Sandra, 15, looks like a child but she hasn't been one for a decade. When she was five, her uncle raped her at home in a gang-ridden city in Colombia. The physical pain healed but the mental effects remain.
"I try to feel the same way as other children but it's difficult," she said.
A new Save the Children report weaves stories like Sandra's into a study on rape among children and what might be done to stop it.
Young girls, and some boys, growing up in conflict zones comprise up to 80 percent of rape victims, the report says. That's partially because stabilizing factors like schools and churches are often dissolved in times of upheaval. Families are torn apart and the children who remain often feel powerless. They are the victims, and sometimes at the hands of people who should be protecting them.
Then there are armed combatants in war zones who use rape as a deliberate warfare tactic, the report notes. But it also occurs where there are gender inequalities, economic depression and corrupt or dissolved judicial systems.
Rape is a taboo topic, and the study admits there are gaps in our knowledge of sexual violence. It makes people, from village elders to international peacekeepers, uncomfortable. It often goes unreported, and even when it is reported, the victims are sometimes held responsible and shunned, while little is done to prosecute the perpetrators.
The report focuses on many countries but there are distinct similarities that transcend borders and cultures.
Take the U.S., for example. Broadly speaking, 44 percent of U.S. rape victims are children, according to Rape, Abuse and Incest National Network, an anti-sexual violence organization.
One look at Detroit's poorest neighborhoods and it becomes clear that people living there face some of the same challenges as those living in conflict zones. There is gang violence, crime, and extreme poverty. There are broken families torn apart by incarceration and drug use. And there is most definitely rape.
According to Forbes, there were nearly 300 cases of rape in Detroit, which has one of the highest rates of rape in the United States, during the first four months of 2012. Unfortunately, that's not entirely surprising. A University of New Hampshire fact sheet shows that rape in the United States occurs most frequently where incomes are low and there is discord such as physical abuse and alcoholism. Some studies suggest that rape cases are higher among minorities, but others say minorities are more likely to be low-income and that poverty is the determining factor.
And in the same way that victims of rape in Kenya may choose not to tell authorities because the consequences can be worse than keeping silent, U.S. police forces are often regarded warily by those most in need of protection. That makes prosecuting rapists difficult. A 2001 George Mason University report shows that socioeconomically disadvantaged people, often minorities, tend to distrust police because they are more likely to have had or heard about a negative experience with police.
Clearly, there is no easy solution. Policies in the United States and abroad cannot simply mandate harsher punishments for offenders. True change depends on addressing issues like poverty, cultural factors and judicial accountability.
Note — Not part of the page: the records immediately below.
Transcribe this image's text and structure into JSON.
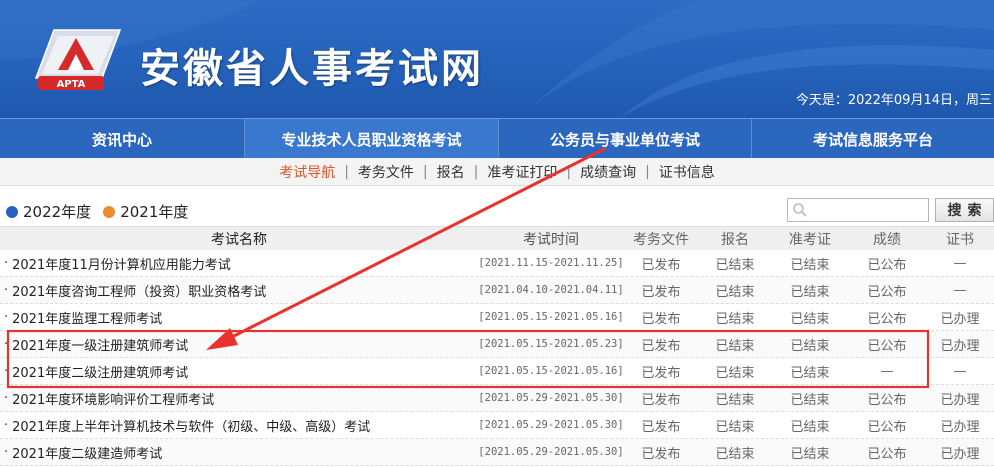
{
  "site": {
    "title": "安徽省人事考试网",
    "logo_text": "APTA",
    "today_label": "今天是：",
    "today_date": "2022年09月14日，周三"
  },
  "mainnav": [
    {
      "label": "资讯中心"
    },
    {
      "label": "专业技术人员职业资格考试"
    },
    {
      "label": "公务员与事业单位考试"
    },
    {
      "label": "考试信息服务平台"
    }
  ],
  "subnav": [
    {
      "label": "考试导航"
    },
    {
      "label": "考务文件"
    },
    {
      "label": "报名"
    },
    {
      "label": "准考证打印"
    },
    {
      "label": "成绩查询"
    },
    {
      "label": "证书信息"
    }
  ],
  "years": [
    {
      "label": "2022年度",
      "color": "#2b5fc0"
    },
    {
      "label": "2021年度",
      "color": "#f18a2b"
    }
  ],
  "search": {
    "placeholder": "",
    "button": "搜索"
  },
  "table": {
    "headers": [
      "考试名称",
      "考试时间",
      "考务文件",
      "报名",
      "准考证",
      "成绩",
      "证书"
    ],
    "rows": [
      [
        "2021年度11月份计算机应用能力考试",
        "[2021.11.15-2021.11.25]",
        "已发布",
        "已结束",
        "已结束",
        "已公布",
        "—"
      ],
      [
        "2021年度咨询工程师（投资）职业资格考试",
        "[2021.04.10-2021.04.11]",
        "已发布",
        "已结束",
        "已结束",
        "已公布",
        "—"
      ],
      [
        "2021年度监理工程师考试",
        "[2021.05.15-2021.05.16]",
        "已发布",
        "已结束",
        "已结束",
        "已公布",
        "已办理"
      ],
      [
        "2021年度一级注册建筑师考试",
        "[2021.05.15-2021.05.23]",
        "已发布",
        "已结束",
        "已结束",
        "已公布",
        "已办理"
      ],
      [
        "2021年度二级注册建筑师考试",
        "[2021.05.15-2021.05.16]",
        "已发布",
        "已结束",
        "已结束",
        "—",
        "—"
      ],
      [
        "2021年度环境影响评价工程师考试",
        "[2021.05.29-2021.05.30]",
        "已发布",
        "已结束",
        "已结束",
        "已公布",
        "已办理"
      ],
      [
        "2021年度上半年计算机技术与软件（初级、中级、高级）考试",
        "[2021.05.29-2021.05.30]",
        "已发布",
        "已结束",
        "已结束",
        "已公布",
        "已办理"
      ],
      [
        "2021年度二级建造师考试",
        "[2021.05.29-2021.05.30]",
        "已发布",
        "已结束",
        "已结束",
        "已公布",
        "已办理"
      ]
    ]
  },
  "colors": {
    "header_blue": "#2562bb",
    "nav_blue": "#2b66bf",
    "active_sub": "#e0542a",
    "annotation_red": "#e8322d"
  }
}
The Save the Children report offers a variety of more concrete suggestions, from strengthening laws against rapists to working with men and boys to stop patterns of discrimination against women.
For Sandra things are slowly getting better. She attends a Save the Children-supported program that works with parents and schools to protect their children. It takes a village and Sandra is lucky to have one. But she's one child, and there is a sea of thousands to go.